WORCESTER, Mass. — William G. Tapply, Clark’s writer-in-residence and professor of English, died July 28, 2009, at his home in Hancock, N.H., of leukemia. He was 69.
Decades of students knew Tapply through the classes he taught since arriving at Clark in 1995. But countless readers knew Tapply as the author of more than 40 books, especially the two dozen novels in his “Brady Coyne” mystery series. Tapply’s handbook, The Elements of Mystery Fiction: Writing a Modern Whodunit, is used in writing classes and workshops across the country. “I put Bill up with [mystery writer] Robert Parker,’’ Kate Mattes, who owned a popular mystery book store in Cambridge, told the Boston Globe.

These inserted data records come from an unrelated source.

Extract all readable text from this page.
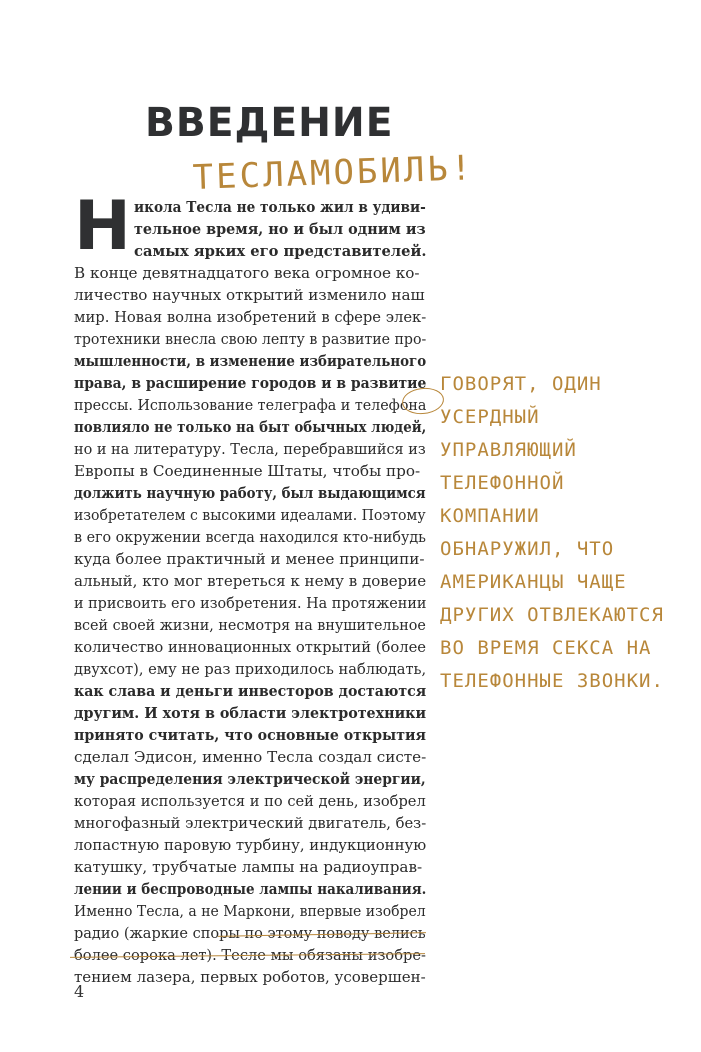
ВВЕДЕНИЕ
ТЕСЛАМОБИЛЬ!
Н икола Тесла не только жил в удиви-
тельное время, но и был одним из
самых ярких его представителей.
В конце девятнадцатого века огромное ко-
личество научных открытий изменило наш
мир. Новая волна изобретений в сфере элек-
тротехники внесла свою лепту в развитие про-
мышленности, в изменение избирательного
права, в расширение городов и в развитие
прессы. Использование телеграфа и телефона
повлияло не только на быт обычных людей,
но и на литературу. Тесла, перебравшийся из
Европы в Соединенные Штаты, чтобы про-
должить научную работу, был выдающимся
изобретателем с высокими идеалами. Поэтому
в его окружении всегда находился кто-нибудь
куда более практичный и менее принципи-
альный, кто мог втереться к нему в доверие
и присвоить его изобретения. На протяжении
всей своей жизни, несмотря на внушительное
количество инновационных открытий (более
двухсот), ему не раз приходилось наблюдать,
как слава и деньги инвесторов достаются
другим. И хотя в области электротехники
принято считать, что основные открытия
сделал Эдисон, именно Тесла создал систе-
му распределения электрической энергии,
которая используется и по сей день, изобрел
многофазный электрический двигатель, без-
лопастную паровую турбину, индукционную
катушку, трубчатые лампы на радиоуправ-
лении и беспроводные лампы накаливания.
Именно Тесла, а не Маркони, впервые изобрел
радио (жаркие споры по этому поводу велись
более сорока лет). Тесле мы обязаны изобре-
тением лазера, первых роботов, усовершен-
ГОВОРЯТ, ОДИН
УСЕРДНЫЙ
УПРАВЛЯЮЩИЙ
ТЕЛЕФОННОЙ
КОМПАНИИ
ОБНАРУЖИЛ, ЧТО
АМЕРИКАНЦЫ ЧАЩЕ
ДРУГИХ ОТВЛЕКАЮТСЯ
ВО ВРЕМЯ СЕКСА НА
ТЕЛЕФОННЫЕ ЗВОНКИ.
4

Tapply also was widely respected for his writings on fly-fishing and the outdoors; his essays and articles were regularly published in Field and Stream and American Angler. A member of Mystery Writers of America and Authors Guild, Tapply and his wife, Vicki Stiefel, ran the Writers Studio at Chickadee Farm in Hancock.
Tapply received a B.A. from Amherst College in 1962, and the following year earned his M.A.T. from Harvard University. For nearly 25 years he taught social studies at Lexington High School before turning to writing full time.
In addition to Stiefel, Tapply is survived by a son, two daughters, two stepsons, his mother and a sister. A celebration of his life will be held Sept. 13 in Hancock. Details will be posted on his website.